Reports on mandate and approach he will take to resolve questions
Ottawa Construction News staff writer
Tony Dean, appointed to review the Ontario College of Trades (OCOT), attended a meeting of the organization’s board of governors in Toronto on Dec. 9 and reported on his mandate to study and report on the rules regarding creating new mandatory trade certifications, and in resolving “scope of practice” issues for trades, the Council of Ontario Construction Associations (COCA) reports in its newsletter.
The newsletter quoted Dean as saying he “has assembled a small team of three or four people, some who are full time on the review and others who are only part time,” some from theMinistry of Trades, Colleges and Universities, and “others from the OCOT, to support him in this review.”
“He has already had animated and positive discussions with Tim Armstrong and Kevin Whittaker (who wrote reports that were the genesis of the College) and also spoke with Garfield Dunlop MPP who has been one of the college’s most outspoken critics,” COCA reported.
“He has already spoken with approximately 30 representatives of significant stakeholders, some who support the college and others who are critics; there was uniform support for the review and offers of help.”
Dean told the OCOT board that he will publish “guidelines” for submissions in early January; “these guidelines will place significant focus on what is in the public interest.”
The March-April period will be a time for analysis, and then he will conduct a series of one-on-one meetings around the province.

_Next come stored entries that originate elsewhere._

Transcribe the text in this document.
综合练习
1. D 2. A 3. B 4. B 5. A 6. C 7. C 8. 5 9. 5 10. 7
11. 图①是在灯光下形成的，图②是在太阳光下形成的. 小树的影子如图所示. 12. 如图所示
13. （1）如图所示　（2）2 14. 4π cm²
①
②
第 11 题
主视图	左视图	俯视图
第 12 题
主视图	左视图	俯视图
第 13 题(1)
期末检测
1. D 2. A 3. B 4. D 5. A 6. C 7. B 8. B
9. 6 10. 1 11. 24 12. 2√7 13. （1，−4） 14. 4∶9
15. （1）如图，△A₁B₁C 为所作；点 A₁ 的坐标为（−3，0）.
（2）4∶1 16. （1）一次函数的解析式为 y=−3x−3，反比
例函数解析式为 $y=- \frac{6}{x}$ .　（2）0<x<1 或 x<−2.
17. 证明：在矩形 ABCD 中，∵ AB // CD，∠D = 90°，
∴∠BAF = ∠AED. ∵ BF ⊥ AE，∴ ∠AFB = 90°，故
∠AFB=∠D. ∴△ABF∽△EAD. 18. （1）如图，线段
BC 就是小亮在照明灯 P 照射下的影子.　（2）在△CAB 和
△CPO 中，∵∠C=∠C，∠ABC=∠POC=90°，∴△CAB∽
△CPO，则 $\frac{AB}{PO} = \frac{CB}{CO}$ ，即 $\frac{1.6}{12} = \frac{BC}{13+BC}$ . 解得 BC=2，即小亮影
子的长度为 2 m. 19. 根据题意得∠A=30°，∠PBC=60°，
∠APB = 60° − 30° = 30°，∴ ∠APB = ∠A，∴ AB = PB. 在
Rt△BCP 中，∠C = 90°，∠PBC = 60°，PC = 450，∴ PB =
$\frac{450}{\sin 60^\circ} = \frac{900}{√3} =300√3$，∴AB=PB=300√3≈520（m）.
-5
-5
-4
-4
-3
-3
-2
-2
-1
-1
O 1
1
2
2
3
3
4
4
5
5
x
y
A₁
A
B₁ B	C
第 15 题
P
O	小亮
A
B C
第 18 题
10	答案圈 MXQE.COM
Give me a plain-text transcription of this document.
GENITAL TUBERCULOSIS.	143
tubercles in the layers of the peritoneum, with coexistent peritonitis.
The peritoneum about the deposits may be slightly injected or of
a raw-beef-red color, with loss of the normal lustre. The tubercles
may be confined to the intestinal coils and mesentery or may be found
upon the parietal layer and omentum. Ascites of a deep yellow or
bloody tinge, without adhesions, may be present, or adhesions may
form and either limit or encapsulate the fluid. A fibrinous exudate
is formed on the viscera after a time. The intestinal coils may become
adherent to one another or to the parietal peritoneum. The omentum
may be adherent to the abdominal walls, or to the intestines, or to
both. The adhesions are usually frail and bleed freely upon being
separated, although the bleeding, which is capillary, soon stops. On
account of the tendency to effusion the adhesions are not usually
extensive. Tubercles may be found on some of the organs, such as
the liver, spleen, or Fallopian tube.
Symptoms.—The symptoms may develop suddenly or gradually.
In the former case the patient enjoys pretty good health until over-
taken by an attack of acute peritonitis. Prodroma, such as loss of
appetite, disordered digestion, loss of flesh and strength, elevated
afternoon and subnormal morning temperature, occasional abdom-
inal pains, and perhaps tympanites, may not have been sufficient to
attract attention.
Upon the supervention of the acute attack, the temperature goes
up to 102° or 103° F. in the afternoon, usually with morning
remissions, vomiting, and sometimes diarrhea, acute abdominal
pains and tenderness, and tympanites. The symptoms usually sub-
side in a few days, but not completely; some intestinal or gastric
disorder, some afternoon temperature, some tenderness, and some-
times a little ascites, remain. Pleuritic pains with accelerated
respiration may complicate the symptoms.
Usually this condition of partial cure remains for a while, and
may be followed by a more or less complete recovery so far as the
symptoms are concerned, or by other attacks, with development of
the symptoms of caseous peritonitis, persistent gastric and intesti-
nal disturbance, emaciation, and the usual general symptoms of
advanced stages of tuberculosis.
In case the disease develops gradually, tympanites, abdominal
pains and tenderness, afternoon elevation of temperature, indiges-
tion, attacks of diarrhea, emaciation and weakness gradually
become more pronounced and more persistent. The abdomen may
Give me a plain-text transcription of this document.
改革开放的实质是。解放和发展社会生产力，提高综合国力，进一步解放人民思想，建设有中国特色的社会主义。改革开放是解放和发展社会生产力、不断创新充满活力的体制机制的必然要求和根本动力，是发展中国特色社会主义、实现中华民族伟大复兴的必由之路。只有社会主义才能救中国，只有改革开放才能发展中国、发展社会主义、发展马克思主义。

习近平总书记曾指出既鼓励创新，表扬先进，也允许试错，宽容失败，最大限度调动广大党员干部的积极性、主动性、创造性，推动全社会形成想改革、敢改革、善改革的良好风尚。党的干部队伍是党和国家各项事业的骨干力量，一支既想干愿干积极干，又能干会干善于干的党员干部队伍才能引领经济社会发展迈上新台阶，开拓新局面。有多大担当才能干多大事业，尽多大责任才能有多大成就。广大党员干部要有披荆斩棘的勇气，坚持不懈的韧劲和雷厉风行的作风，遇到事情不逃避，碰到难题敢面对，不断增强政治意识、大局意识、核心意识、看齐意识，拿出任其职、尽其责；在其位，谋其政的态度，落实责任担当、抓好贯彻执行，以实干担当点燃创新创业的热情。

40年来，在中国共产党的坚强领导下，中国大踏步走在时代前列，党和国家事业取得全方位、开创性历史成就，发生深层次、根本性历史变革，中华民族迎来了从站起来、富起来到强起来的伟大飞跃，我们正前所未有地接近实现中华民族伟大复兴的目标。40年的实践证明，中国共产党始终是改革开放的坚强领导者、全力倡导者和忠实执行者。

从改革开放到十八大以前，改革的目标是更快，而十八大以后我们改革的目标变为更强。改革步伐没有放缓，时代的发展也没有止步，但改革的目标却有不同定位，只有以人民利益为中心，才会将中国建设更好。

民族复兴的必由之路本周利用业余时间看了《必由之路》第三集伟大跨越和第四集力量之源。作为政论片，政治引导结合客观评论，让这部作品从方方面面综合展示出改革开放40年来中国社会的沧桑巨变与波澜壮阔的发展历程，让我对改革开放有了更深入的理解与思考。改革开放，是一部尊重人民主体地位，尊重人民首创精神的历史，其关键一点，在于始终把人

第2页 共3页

“In the late spring/early summer he will begin to draft his report and will issue trial balloons to seek confirmation of his thinking,” COCA reported, with the goal of completing the assignment on time, within 12 months.
“Issues that he hears through the course of his review that fall outside the scope of his mandate that have “proportionality and make sense” will be noted in an ancillary list and reported to the Board of Governors; they will not be included in the report,” COCA reported Dean as saying.